In summary, we are combining ethically sourced, premium speech at scale with models. The goal is for individuals to communicate naturally, be comprehended accurately, and utilize AI in the languages that reflect their everyday lives. This project exclusively gathered voice data for specific languages. What about the remaining languages? What about other tools such as machine translation or grammar checkers? We will persist in our efforts across various languages, guaranteeing that we develop data and models that accurately represent the ways in which Africans utilize their languages. Our focus is on developing smaller language models that are energy efficient and precise for the African context.
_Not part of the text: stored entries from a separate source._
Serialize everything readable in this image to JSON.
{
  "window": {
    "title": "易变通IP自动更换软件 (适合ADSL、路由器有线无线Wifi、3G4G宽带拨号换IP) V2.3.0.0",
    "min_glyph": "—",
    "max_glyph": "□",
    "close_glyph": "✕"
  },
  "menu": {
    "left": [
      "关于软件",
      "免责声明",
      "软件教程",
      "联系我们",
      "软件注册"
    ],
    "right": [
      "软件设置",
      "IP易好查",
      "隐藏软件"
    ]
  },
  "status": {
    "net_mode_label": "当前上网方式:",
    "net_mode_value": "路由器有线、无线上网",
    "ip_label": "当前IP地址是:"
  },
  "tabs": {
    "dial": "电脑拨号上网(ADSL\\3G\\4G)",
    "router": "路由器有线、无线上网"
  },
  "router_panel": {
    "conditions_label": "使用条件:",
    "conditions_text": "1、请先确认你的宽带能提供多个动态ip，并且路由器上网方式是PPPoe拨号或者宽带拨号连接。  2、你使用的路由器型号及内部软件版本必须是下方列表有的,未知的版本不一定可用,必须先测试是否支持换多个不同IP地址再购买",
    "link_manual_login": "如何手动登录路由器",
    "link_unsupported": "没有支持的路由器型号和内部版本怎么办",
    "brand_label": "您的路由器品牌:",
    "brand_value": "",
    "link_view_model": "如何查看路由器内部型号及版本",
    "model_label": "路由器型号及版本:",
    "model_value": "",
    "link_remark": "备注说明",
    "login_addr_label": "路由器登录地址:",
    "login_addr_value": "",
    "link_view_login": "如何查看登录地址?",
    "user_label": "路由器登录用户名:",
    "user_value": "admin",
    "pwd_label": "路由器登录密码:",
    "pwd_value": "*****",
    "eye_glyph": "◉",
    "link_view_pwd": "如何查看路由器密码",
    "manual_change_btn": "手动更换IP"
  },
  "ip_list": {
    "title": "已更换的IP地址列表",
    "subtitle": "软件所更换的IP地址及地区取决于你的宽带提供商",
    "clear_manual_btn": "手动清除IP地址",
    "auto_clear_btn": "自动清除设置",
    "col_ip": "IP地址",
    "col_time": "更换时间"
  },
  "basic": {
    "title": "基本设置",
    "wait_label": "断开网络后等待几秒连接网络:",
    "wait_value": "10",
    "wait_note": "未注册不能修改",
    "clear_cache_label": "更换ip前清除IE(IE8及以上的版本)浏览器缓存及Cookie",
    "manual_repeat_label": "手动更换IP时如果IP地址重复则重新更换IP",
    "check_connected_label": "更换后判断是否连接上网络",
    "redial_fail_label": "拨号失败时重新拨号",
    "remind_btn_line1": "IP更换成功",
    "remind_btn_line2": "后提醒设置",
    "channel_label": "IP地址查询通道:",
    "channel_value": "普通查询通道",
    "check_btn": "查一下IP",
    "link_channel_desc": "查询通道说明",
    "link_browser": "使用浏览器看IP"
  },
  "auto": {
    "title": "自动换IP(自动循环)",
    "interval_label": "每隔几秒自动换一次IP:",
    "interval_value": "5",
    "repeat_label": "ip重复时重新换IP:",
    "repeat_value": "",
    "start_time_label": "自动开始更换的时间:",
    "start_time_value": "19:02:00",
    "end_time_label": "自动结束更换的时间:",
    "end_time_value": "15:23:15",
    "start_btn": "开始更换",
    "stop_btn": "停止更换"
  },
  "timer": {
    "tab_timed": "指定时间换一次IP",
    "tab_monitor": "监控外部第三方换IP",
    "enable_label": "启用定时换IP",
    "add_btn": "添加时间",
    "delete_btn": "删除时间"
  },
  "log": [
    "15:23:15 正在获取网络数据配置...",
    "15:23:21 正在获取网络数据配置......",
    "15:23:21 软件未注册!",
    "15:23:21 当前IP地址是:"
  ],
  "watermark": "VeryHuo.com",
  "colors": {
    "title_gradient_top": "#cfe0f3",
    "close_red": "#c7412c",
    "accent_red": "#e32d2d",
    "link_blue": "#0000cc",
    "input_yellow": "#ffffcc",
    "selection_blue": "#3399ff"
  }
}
The current challenge lies in integration: ensuring that these components function cohesively, so that African languages are not merely showcased in isolated demonstrations, but are actively utilized in real-world platforms. One of the lessons from this project, and others like it, is that collecting data is only step one. What is essential is ensuring that the data is benchmarked, reusable, and connected to communities of practice. Our focus now is to ensure that the ASR benchmarks we develop can integrate with other ongoing initiatives across Africa. It is essential to guarantee sustainability: that students, researchers, and innovators maintain access to computing resources and processing power, as well as training materials and licensing frameworks (such as NOODL or Esethu). The long-term vision is to empower choice: allowing a farmer, a teacher, or a local business to utilize AI in isiZulu, Hausa, or Kikuyu, rather than being limited to English or French. If we succeed, built-in AI in African languages will not merely be playing catch-up. It will be establishing new benchmarks for inclusive, responsible AI on a global scale.